PRECISION FOAM SKIVING
Skiving entails pushing a solid block of polyurethane foam through the blade of a knife. The blade is actually a steel belt around 1mm (0.040″) thick with a very sharp edge, and is positioned horizontally above the machine table. To help the blade cut its looped over two drums that pull it perpendicular to the direction the block is moving. These two motions help the blade slice through the material, shaving off the thickness required.
The skiving machine, sometimes called a continuous bandknife or a foam splitter, looks rather like a bandsaw laid down on its side. Keeping the blade under tension ensures it doesn’t sag, so we can cut a block of foam into thin sheets quickly and efficiently.
- No waste – Sawing, and for that matter, processes like water jet cutting, have a ‘kerf’ or thickness of material that’s lost. Skiving has no kerf so there’s no waste. That helps keep costs down.
- Dust free – Sawing is messy because the teeth carve away little chips of material. They stick to everything and can never be completely brushed off.
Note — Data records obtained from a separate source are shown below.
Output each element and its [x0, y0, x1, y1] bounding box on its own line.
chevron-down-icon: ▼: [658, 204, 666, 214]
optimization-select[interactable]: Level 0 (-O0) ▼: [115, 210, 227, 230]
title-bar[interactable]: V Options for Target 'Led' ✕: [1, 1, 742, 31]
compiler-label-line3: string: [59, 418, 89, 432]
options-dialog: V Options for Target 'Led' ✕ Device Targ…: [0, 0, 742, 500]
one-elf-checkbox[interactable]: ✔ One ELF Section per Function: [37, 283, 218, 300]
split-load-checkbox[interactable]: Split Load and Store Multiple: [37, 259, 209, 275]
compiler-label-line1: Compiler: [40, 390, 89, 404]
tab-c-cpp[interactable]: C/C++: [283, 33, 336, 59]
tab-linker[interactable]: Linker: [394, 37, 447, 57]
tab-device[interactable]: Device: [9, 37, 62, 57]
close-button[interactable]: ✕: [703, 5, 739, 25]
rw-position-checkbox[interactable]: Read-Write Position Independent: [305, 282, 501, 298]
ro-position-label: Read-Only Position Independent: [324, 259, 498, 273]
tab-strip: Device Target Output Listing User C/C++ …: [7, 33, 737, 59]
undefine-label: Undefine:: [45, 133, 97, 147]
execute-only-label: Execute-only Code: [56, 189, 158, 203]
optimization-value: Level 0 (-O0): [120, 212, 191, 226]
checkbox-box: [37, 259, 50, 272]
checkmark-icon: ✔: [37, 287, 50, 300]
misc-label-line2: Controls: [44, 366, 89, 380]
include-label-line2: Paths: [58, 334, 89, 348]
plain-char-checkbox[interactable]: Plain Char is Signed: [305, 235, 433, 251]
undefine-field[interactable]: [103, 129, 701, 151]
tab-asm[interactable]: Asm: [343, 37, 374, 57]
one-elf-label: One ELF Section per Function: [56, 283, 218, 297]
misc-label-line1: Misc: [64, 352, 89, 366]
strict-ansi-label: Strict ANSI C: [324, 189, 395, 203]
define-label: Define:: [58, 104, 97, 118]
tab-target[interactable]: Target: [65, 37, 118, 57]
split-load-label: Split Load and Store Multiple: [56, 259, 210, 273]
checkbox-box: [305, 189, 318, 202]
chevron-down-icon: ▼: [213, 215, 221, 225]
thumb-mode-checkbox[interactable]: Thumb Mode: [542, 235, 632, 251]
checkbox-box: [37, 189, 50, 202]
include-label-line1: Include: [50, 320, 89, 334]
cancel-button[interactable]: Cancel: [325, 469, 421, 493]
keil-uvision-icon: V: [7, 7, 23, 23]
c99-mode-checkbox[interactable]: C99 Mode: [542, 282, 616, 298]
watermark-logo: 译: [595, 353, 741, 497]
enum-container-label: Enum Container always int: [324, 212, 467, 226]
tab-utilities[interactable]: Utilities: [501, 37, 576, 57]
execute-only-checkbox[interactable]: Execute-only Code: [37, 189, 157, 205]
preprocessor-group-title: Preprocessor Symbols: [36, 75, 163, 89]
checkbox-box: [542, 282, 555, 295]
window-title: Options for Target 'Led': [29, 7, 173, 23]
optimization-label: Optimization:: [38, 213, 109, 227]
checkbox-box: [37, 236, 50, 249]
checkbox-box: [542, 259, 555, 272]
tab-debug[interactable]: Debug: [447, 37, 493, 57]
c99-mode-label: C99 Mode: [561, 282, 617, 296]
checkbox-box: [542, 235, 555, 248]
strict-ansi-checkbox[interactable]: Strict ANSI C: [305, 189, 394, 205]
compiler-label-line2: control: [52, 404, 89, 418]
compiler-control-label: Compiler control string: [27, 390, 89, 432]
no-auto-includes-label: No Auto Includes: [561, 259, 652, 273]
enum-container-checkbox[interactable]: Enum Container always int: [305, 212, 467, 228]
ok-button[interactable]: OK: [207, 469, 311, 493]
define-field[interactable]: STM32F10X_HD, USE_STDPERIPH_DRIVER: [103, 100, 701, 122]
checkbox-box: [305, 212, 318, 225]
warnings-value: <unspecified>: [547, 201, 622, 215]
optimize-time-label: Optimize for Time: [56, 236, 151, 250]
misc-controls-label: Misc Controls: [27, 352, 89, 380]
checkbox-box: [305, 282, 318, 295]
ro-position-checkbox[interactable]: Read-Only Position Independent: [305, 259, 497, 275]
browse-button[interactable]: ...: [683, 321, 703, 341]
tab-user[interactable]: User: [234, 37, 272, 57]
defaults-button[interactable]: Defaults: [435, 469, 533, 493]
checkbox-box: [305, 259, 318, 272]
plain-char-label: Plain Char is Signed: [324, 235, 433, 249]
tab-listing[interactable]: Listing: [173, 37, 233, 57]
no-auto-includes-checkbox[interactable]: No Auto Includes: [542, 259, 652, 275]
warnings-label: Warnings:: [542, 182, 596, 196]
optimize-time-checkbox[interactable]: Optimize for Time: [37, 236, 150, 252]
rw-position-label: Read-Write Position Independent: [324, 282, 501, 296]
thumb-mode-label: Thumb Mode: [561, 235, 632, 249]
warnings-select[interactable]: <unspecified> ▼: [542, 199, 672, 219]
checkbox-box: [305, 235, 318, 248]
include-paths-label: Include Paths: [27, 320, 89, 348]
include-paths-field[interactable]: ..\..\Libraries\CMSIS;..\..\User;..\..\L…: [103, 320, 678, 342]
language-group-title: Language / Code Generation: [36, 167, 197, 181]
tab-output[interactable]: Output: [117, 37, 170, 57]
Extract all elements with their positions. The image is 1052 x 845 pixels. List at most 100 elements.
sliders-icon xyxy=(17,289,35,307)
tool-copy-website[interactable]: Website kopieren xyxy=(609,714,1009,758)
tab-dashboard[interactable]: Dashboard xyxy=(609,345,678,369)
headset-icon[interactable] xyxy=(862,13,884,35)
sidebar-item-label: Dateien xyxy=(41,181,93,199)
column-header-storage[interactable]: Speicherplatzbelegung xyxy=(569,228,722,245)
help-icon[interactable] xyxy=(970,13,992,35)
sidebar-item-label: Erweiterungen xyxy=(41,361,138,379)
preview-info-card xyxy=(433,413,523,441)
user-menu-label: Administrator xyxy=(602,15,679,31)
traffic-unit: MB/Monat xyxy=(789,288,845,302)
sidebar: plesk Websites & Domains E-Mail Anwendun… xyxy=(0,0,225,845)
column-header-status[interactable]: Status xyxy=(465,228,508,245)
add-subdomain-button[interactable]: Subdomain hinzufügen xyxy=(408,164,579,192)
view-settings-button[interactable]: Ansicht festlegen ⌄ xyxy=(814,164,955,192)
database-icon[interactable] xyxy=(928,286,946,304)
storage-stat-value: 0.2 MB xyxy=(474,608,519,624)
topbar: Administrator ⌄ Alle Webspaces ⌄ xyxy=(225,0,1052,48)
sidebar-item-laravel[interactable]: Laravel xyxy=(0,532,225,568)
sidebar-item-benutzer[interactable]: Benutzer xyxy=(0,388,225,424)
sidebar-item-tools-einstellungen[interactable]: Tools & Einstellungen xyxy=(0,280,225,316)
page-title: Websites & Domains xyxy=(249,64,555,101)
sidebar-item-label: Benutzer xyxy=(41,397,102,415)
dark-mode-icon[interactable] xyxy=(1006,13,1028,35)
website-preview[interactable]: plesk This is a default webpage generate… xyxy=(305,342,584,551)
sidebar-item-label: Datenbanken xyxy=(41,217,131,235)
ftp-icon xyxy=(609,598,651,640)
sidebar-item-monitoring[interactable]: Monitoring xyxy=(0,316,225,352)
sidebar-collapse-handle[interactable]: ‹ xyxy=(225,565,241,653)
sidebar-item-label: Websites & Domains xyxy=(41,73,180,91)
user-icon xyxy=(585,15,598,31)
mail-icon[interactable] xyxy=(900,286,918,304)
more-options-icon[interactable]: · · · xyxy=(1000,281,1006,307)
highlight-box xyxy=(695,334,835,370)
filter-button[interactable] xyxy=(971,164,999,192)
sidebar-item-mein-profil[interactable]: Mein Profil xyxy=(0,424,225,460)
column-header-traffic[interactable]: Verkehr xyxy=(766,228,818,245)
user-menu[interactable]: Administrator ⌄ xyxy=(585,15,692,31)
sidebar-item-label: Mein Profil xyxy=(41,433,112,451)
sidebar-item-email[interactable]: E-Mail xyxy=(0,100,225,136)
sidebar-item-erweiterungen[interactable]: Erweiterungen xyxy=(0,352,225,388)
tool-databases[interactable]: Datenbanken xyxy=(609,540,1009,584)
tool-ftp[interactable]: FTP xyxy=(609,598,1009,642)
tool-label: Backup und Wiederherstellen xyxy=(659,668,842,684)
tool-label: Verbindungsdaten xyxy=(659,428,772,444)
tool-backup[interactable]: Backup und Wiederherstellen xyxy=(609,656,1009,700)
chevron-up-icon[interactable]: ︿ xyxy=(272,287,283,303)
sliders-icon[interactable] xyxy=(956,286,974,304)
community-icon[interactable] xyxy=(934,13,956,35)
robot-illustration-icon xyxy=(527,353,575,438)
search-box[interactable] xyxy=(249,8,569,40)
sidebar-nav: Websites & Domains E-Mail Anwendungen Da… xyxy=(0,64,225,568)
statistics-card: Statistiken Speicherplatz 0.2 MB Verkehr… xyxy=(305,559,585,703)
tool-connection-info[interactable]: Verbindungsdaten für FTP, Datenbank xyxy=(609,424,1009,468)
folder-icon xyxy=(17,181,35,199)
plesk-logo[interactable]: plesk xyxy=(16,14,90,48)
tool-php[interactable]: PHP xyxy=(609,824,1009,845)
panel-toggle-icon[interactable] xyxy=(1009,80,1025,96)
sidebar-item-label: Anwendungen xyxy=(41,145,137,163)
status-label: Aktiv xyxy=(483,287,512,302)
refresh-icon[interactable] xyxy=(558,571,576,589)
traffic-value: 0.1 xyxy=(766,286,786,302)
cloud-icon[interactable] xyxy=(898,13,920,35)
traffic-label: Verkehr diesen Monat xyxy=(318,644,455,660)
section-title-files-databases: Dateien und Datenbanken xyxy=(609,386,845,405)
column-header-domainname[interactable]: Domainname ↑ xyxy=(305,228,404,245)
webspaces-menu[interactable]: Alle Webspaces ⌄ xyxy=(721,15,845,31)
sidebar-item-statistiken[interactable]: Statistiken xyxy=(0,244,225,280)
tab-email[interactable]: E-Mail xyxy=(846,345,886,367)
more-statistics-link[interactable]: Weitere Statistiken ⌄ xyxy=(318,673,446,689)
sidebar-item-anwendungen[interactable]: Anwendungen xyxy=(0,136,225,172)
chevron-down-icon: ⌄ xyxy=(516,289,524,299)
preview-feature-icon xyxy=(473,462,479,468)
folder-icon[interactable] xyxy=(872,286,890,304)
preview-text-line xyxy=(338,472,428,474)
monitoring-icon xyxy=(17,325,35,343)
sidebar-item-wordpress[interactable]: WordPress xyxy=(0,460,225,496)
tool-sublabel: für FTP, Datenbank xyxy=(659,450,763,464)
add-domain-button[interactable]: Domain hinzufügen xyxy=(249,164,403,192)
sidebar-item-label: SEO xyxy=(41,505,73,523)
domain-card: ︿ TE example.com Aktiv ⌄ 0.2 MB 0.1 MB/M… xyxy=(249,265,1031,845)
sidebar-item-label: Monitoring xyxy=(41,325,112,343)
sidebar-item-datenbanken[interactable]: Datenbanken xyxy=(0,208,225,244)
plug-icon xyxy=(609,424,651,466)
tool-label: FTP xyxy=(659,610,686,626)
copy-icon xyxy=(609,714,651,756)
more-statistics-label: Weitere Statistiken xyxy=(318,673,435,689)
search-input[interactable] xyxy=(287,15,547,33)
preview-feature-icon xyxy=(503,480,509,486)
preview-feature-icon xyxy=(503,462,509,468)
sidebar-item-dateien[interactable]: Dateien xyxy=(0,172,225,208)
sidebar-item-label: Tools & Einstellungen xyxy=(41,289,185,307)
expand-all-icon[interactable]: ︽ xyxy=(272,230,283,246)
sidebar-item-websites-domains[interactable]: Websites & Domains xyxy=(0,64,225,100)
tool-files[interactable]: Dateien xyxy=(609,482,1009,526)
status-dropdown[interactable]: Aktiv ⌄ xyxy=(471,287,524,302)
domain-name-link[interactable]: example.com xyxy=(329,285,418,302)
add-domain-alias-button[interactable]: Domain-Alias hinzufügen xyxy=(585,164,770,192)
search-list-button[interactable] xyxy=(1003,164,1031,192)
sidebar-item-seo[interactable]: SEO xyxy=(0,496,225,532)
- Smooth edges – Sawed edges are rough, which looks untidy and creates problems when sheets are put to use. Skiving polyurethane foam blocks avoids this problem, which means no secondary clean-up operations.
- Close tolerances – A precision foam splitting machine, as we use at Merryweather, keeps the blade tight and parallel to the machine bed. That ensures tight tolerances are maintained, which means customers receive sheets of consistent thickness.
- Continuous resharpening – In material removal processes the cutting edge dulls with use, so the last piece cut has a different finish to the first piece. Skiving machines continuously resharpen the blade, so every sheet looks the same.